Monday, Sep. 07, 1998

Elegy and Affirmation

By Pico Iyer

Amid all the brouhaha surrounding the explosion of writing in English from the Indian subcontinent--the million-dollar advances won by Vikram Seth and Salman Rushdie, the 36 languages into which Arundhati Roy's The God of Small Things has been translated--it's easy to feel that the all-purpose label of "Anglo-Indian" writing covers a multitude of sins and that too many serious craftsmen are being massed under the Orientalist tent. Abraham Verghese's vision, full of the earnest self-inquiry of a foreigner taking America to his heart, might seem as alien to Romesh Gunesekera as Gunesekera's wrenching, elegiac tales, fragrant with the sea air of his lost Sri Lanka, might be to Verghese. Yet the two of them, an Ethiopian-born Indian Christian now living in Texas and a Sinhalese exile based in London, owe something to South Asia as each produces one of the moment's strongest works of fiction and nonfiction.

Gunesekera's first novel, Reef, became a Booker Prize finalist in 1994, thanks to its meticulous evocation of the marketing of paradise (symbolized by a coral reef in Sri Lanka). His new one, The Sandglass (The New Press; 288 pages; $21.95), sweeps that theme up into an even ampler examination of how independent Sri Lanka devolved into bloody anarchy and its people got scattered around the globe. Its protagonist, essentially, is twilight, and its brief sections, following the hours of the day ("Late Morning," "Quarter to Five," "Darkness"), tell us, unequivocally, that time is running out.

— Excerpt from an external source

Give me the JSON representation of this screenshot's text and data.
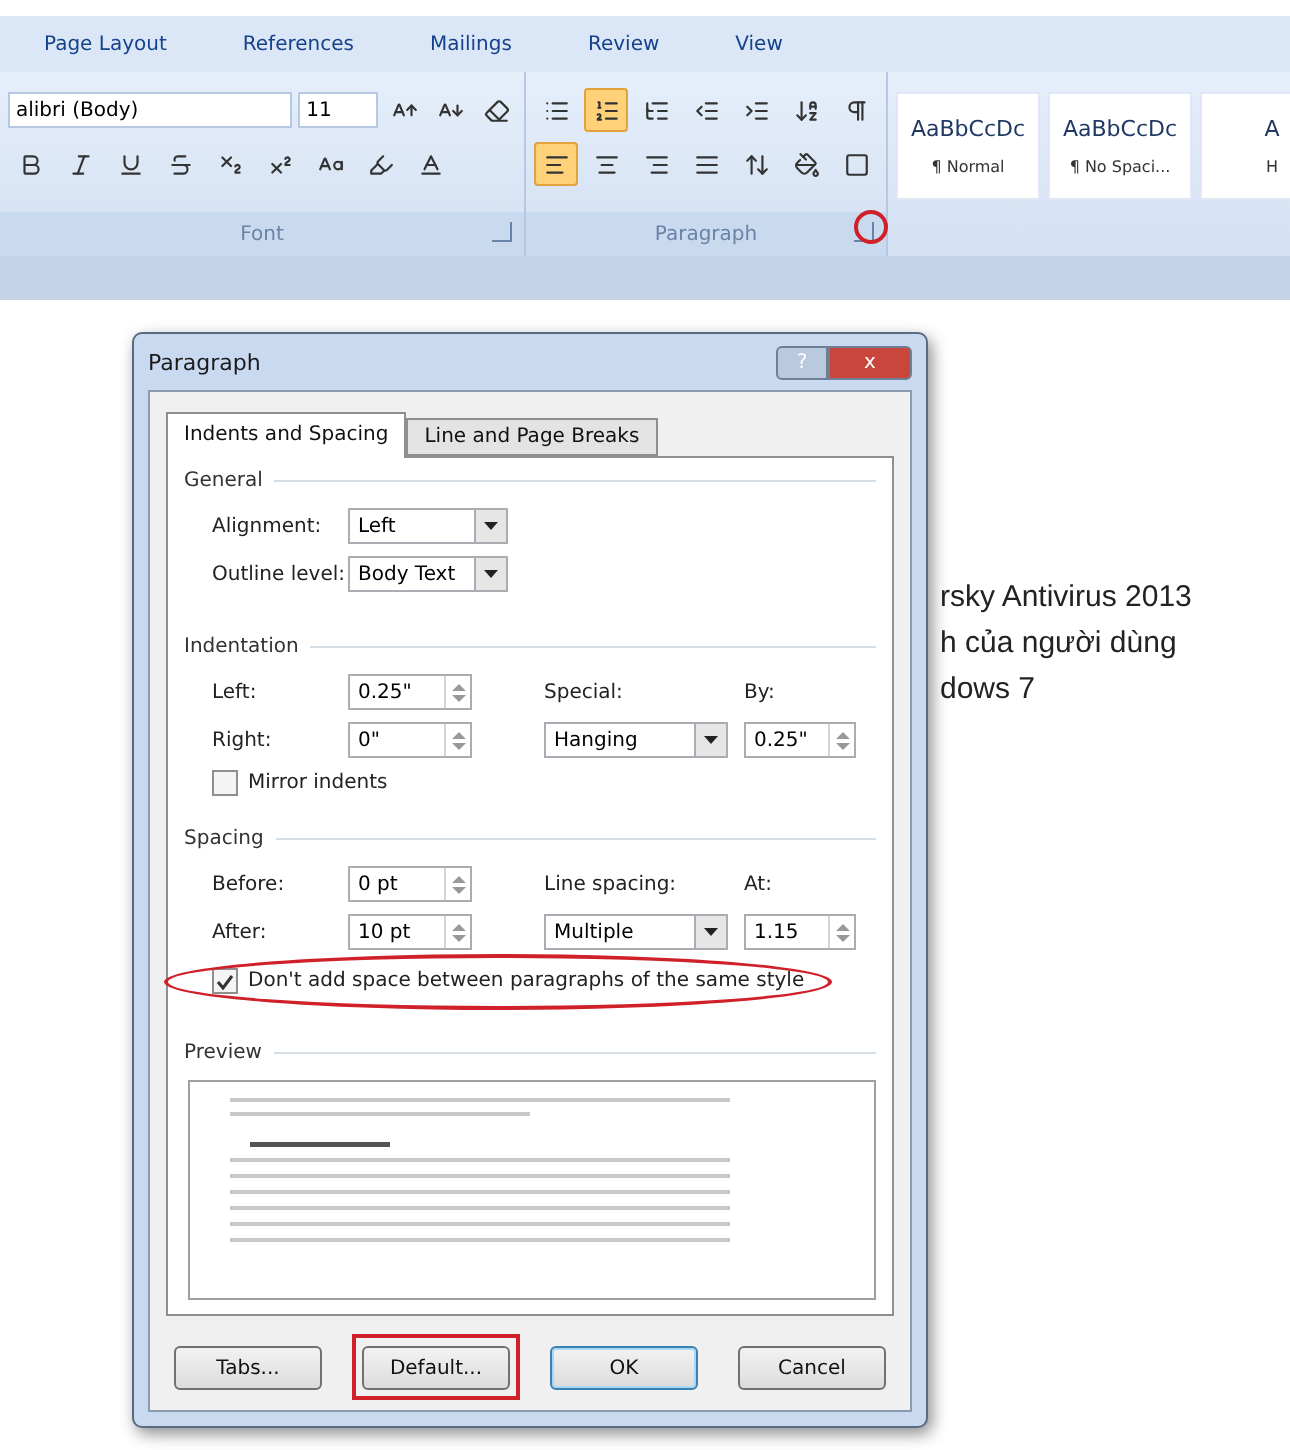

Gunesekera's milieu is that of young girls reading Father Brown mysteries under the mango trees, and his language is crunchy with indigenous hybrids (a golfer's swing is "flatter than a Bambalapitiya cheesecake"). Here he simply unravels the story of two rival clans occupying a piece of land once developed by an English captain with a house called Arcadia. By the end of the book, one scion is running a Shangri-La Hotel, and a matriarch is being buried in chilly London, at a funeral without mourners.

With his exquisite, jeweled miniatures, Gunesekera bears the same relation to a Rushdie that, say, his tiny, teardrop island does to multifarious India. He favors elliptical, charged fragments that show drifters caught between the "flat, newly built motorways" of England, "empty as the moon itself," and an island they can sustain only in memory and illusion. "I know how to live with only a modem and a slip of plastic," says his wandering narrator at the end of this deeply melancholy and beautiful book, "but with each jolt I find I yearn for a story without an end."

In contrast to that sense of irremediable loss, Verghese delivers a more affirmative view of the understandings that arise from heartbreak. With his first book, My Own Country (also in 1994), he won prizes and best-seller status with his humane account of being a foreign doctor tending to AIDS patients in Bible Belt Tennessee at a time when neither homosexuality nor drug abuse was much acknowledged. Now he has turned to the fault lines in himself and in a profession that encourages its practitioners to believe that "M.D. stood for M. Deity."

As The Tennis Partner (HarperCollins; 345 pages; $25) begins, it finds Verghese moving with his wife and two sons to El Paso, Texas, a frontera culture whose dusty glamour seduces this connoisseur of border crossings. But as he separates from his wife, Verghese begins to anchor himself more and more through his regular tennis games with a charismatic Australian medical student of his called David. Only slowly does he realize that his tennis coach, student and friend is, like many doctors (he informs us), caught in a cycle of drug dependency.

The Tennis Partner thus becomes an anguished case history about a sadness too many will recognize: one person sets about destroying himself with addiction, and another gets addicted to trying to help him. The black hole is only deepened when, as Verghese writes, you subscribe to the physician's illusion that "if he attended to the pain of others, it would take care of his own."

Verghese writes with such searching lucidity and is so attentive and engaging a figure that he could hold us just by describing his drives around town. At times he does just that, interspersing accounts of Wimbledon games from 1975 with tales of his medical rounds and glimpses of his marital breakup. But at its core his is a brave and heart-baring story about how even a teacher of internal medicine could not see inside the person closest to him. The fact that it will speak to anyone who has looked with his heart instead of his eyes (just as Gunesekera's novel will appeal to anyone separated from a home he loves) reminds us that "Anglo-Indian" writing has value only if it helps us look past all such categories.